News Agency of Nigeria (NAN)

Abraaj CEO Arif Naqvi docked for $218m dud cheque

Arif Naqvi gave dud checks to an investor in UAE

A United Arab Emirates court postponed judgment until Tuesday in a case against Arif Naqvi, the founder of private equity firm Abraaj, and another executive for issuing a dud check, two lawyers close to the case said.

The criminal case in the emirate of Sharjah relates to a check for 798.9 million dirhams ($218 million), signed by Naqvi and fellow executive Rafique Lakhani, and written to Hamid Jafar, another founding shareholder in Abraaj.

Dubai-based Abraaj, which has investment in Indorama Fertilizers in Nigeria, has filed for provisional liquidation in the Cayman Islands after months of turmoil related to a row with investors over the use of their money in a $1 billion healthcare fund. Liquidators are also seeking to sell its investment management business.

Zafer Oghli and Khalid al-Bannay, lawyers for Jafar, told reporters the session was postponed until Tuesday.

Naqvi’s lawyer Habib al-Mulla said the hearing had been adjourned and the parties were still in discussion to reach a settlement.

Neither Lakhani nor his lawyer could be reached for comment.

The punishment for issuing a bounced check under UAE law can be jail or a fine.

Naqvi is the single biggest shareholder of Abraaj Holdings, which owns the firm’s investment management business.
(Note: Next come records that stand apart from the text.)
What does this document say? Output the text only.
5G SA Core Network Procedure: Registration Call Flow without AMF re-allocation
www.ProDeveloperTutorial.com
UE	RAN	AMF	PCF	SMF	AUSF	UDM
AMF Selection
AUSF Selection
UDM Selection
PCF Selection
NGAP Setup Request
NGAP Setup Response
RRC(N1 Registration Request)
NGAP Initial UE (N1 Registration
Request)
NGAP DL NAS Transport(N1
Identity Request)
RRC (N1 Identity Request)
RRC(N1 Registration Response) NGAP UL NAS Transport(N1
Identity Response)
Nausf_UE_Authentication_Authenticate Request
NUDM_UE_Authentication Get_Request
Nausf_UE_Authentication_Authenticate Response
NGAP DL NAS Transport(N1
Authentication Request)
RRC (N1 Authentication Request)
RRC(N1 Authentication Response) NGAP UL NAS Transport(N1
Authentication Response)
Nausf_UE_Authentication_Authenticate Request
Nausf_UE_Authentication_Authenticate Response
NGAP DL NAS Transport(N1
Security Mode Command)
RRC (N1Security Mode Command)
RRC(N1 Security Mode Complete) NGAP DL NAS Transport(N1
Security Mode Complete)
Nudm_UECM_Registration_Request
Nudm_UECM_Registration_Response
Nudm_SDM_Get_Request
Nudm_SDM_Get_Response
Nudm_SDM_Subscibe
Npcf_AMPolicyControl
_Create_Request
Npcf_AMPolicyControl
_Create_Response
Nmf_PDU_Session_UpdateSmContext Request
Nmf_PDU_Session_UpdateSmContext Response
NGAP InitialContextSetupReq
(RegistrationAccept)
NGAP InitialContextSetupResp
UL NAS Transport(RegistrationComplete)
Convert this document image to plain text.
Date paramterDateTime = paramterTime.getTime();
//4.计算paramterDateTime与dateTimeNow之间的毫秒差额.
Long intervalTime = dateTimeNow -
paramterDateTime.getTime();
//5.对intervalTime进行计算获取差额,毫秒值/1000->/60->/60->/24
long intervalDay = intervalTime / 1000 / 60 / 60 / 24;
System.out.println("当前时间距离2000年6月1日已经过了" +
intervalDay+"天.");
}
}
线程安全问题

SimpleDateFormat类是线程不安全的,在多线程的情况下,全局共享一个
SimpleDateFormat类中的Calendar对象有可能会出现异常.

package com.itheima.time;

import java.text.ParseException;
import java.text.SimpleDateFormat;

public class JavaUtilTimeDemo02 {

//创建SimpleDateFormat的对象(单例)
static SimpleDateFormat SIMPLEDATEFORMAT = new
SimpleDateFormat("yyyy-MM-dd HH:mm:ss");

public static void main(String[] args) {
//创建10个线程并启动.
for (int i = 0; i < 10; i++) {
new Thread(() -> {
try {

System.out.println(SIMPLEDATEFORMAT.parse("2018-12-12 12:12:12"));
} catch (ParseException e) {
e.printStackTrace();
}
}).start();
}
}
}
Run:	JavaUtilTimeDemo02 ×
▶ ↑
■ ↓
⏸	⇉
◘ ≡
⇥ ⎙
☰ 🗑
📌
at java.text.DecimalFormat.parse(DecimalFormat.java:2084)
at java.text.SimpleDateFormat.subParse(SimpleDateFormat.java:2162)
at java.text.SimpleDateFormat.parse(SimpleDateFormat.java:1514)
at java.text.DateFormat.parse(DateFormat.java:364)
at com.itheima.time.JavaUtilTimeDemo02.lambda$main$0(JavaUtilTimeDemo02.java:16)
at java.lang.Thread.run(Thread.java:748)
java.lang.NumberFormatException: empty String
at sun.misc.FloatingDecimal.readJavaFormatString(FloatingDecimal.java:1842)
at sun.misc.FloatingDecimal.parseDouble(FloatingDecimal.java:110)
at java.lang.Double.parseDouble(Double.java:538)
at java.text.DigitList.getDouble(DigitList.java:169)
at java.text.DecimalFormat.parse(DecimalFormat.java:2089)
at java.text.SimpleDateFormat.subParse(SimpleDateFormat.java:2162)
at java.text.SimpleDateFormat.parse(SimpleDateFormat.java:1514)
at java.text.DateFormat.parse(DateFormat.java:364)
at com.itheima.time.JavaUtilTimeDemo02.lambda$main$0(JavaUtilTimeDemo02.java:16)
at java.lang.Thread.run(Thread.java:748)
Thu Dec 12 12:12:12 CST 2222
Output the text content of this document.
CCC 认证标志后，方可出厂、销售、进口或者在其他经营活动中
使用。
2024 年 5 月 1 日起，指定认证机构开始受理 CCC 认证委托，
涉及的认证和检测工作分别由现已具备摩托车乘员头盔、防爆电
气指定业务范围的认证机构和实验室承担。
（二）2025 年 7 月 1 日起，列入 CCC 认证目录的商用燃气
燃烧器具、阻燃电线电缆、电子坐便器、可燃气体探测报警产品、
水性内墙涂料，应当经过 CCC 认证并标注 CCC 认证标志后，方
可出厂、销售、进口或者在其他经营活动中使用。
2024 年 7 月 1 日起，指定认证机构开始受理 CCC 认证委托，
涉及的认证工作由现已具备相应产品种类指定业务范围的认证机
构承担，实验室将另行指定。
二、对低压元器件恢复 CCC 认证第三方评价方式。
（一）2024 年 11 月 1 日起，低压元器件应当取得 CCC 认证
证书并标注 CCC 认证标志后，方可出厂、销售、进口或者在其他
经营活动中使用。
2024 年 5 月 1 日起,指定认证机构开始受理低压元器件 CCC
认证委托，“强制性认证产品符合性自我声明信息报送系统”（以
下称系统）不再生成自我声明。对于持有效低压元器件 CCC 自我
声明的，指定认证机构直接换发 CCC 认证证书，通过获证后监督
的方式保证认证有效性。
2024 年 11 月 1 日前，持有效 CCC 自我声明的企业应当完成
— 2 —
Founded in 2002 by Naqvi, a Pakistani financier, the Abraaj Group had nearly $14 billion of assets under management before being granted a court-supervised restructuring in July in the Cayman Islands, where it is registered, following allegations of the misuse of funds.

The Cayman Islands court appointed liquidators to oversee an “orderly restructuring” of the group amid suspicions that the investment giant could collapse.

Four key investors in a $1 billion healthcare fund managed by Abraaj, including Bill and Melinda Gates and a World Bank affiliate, have demanded an inquiry into allegations that money from the fund was used for other operations.

That in turn triggered investor demands for their funds back.

Abraaj had the funds to repay secured investors but could not repay unsecured investors.
The company had categorically denied any wrongdoing.